Ao observarmos a regra constante no art. 109 do CTB, temos a seguinte determinação: “O transporte de carga em veículos destinados ao transporte de passageiros só pode ser realizado de acordo com as normas estabelecidas pelo CONTRAN”.

O Conselho Nacional de Trânsito por sua vez regulamentou esse dispositivo legal através da Resolução nº 26/1998. Contudo, a referida norma destina-se apenas a alguns tipos de veículos, conforme seu art. 1º: “O transporte de carga em veículos destinados ao transporte de passageiros, do tipo ônibus, microônibus, ou outras categorias, está autorizado desde que observadas as exigências desta Resolução, bem como os regulamentos dos respectivos poderes concedentes dos serviços”.

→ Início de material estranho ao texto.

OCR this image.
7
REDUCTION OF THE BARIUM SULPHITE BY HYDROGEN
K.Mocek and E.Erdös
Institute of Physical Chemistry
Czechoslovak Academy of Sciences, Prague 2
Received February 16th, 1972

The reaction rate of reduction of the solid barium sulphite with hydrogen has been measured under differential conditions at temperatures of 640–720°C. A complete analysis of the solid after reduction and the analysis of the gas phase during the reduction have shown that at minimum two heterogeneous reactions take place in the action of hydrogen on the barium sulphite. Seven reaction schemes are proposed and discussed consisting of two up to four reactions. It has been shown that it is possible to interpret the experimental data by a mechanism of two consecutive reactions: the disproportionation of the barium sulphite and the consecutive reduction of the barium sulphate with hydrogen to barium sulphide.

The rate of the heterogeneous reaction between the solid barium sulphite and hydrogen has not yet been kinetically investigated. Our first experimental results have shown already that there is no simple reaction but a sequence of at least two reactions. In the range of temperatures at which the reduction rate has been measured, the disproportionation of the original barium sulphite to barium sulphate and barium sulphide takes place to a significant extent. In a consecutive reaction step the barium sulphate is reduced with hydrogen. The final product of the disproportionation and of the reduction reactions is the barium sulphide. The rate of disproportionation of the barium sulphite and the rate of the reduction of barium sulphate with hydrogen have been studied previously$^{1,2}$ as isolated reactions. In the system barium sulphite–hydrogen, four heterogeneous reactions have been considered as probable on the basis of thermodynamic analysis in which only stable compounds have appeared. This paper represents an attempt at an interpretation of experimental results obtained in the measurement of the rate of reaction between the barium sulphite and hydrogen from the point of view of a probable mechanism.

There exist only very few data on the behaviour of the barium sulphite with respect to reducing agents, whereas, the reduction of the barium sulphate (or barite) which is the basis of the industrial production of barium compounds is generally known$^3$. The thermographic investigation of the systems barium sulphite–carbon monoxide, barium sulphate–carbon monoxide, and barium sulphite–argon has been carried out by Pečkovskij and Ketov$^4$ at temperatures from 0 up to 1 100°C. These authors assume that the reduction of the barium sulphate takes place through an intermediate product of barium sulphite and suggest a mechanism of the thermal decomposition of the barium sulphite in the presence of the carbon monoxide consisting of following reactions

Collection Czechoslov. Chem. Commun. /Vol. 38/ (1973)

O mestre Julyver Modesto (CTB Digital, 2015) comenta a questão da seguinte forma:

“Apesar de a ementa da Resolução n. 26/98 ser bastante ampla, dando a entender que se trata de regra aplicável a todos os veículos de passageiros (incluindo automóveis), o fato é que tal Resolução, por força de seu artigo 1º, aplica-se apenas aos que realizam o transporte coletivo de passageiros (ônibus e microônibus)...”

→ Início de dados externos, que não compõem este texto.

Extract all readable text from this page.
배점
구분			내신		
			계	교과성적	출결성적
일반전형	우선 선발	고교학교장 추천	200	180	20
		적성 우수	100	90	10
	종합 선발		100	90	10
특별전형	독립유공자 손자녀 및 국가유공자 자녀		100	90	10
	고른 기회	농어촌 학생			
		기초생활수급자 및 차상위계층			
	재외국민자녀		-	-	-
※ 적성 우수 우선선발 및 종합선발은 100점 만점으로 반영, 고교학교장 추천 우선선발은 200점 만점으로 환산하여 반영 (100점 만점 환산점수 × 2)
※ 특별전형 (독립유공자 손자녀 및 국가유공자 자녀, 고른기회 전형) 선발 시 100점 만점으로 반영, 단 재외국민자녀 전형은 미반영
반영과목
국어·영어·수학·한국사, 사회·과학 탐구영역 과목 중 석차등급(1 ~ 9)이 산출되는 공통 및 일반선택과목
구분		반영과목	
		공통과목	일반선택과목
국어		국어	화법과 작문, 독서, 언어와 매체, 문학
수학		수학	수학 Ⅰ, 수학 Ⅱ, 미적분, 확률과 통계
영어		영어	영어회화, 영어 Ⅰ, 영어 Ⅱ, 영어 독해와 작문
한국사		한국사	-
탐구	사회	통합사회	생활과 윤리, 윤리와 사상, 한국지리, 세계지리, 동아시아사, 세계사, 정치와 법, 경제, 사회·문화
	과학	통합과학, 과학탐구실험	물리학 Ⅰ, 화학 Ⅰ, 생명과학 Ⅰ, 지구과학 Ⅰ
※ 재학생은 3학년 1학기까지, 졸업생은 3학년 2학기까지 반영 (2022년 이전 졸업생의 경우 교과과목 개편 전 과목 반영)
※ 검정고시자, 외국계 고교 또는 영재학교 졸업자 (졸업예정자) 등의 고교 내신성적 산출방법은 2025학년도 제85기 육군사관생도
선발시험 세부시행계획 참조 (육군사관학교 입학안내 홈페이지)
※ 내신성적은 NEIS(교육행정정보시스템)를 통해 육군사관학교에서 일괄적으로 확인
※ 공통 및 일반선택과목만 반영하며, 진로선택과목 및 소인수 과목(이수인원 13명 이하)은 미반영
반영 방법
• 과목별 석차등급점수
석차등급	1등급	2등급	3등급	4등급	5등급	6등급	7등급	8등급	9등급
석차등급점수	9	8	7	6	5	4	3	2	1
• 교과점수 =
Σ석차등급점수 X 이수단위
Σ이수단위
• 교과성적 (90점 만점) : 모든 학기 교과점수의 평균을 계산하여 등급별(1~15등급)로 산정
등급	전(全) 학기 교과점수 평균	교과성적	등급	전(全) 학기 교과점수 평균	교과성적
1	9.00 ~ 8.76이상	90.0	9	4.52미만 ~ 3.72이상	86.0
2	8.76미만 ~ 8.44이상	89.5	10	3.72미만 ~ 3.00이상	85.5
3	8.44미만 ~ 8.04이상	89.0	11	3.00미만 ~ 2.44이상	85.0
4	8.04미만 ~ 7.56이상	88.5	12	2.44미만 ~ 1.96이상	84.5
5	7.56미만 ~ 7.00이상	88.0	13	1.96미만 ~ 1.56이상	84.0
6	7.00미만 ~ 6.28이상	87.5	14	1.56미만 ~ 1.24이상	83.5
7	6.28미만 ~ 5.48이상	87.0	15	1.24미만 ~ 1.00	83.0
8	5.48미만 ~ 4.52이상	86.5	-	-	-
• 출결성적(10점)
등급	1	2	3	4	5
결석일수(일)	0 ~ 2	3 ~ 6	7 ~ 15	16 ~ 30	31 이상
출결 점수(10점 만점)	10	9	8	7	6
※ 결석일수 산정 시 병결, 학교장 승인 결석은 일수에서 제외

Percebe-se claramente que a norma é destinada aos veículos que realizam transporte coletivo de passageiros. Inclusive, a ficha de enquadramento da infração do art. 248 do CTB que consta no Manual Brasileiro de Fiscalização de Trânsito – Volume II (Resolução nº 561/2015 do CONTRAN), ao especificar em que hipótese se deve autuar, a legislação indica que será o “veículo de passageiro, transportando carga fora do bagageiro”, espaço este comumente encontrado em veículos de transporte coletivo.

Além do mais, a citada ficha utiliza como exemplo de descrição da situação a ser incluída pelos agentes de fiscalização no campo de observações do auto de infração a seguinte informação: “carga depositada no corredor do veículo”, espaço que obviamente não existe nos automóveis. É importante frisar que tais descrições encontradas nas fichas do manual de fiscalização não são exaustivas e sim exemplificativas, mas de certa forma acabam direcionando a finalidade da norma, contribuindo para sua interpretação.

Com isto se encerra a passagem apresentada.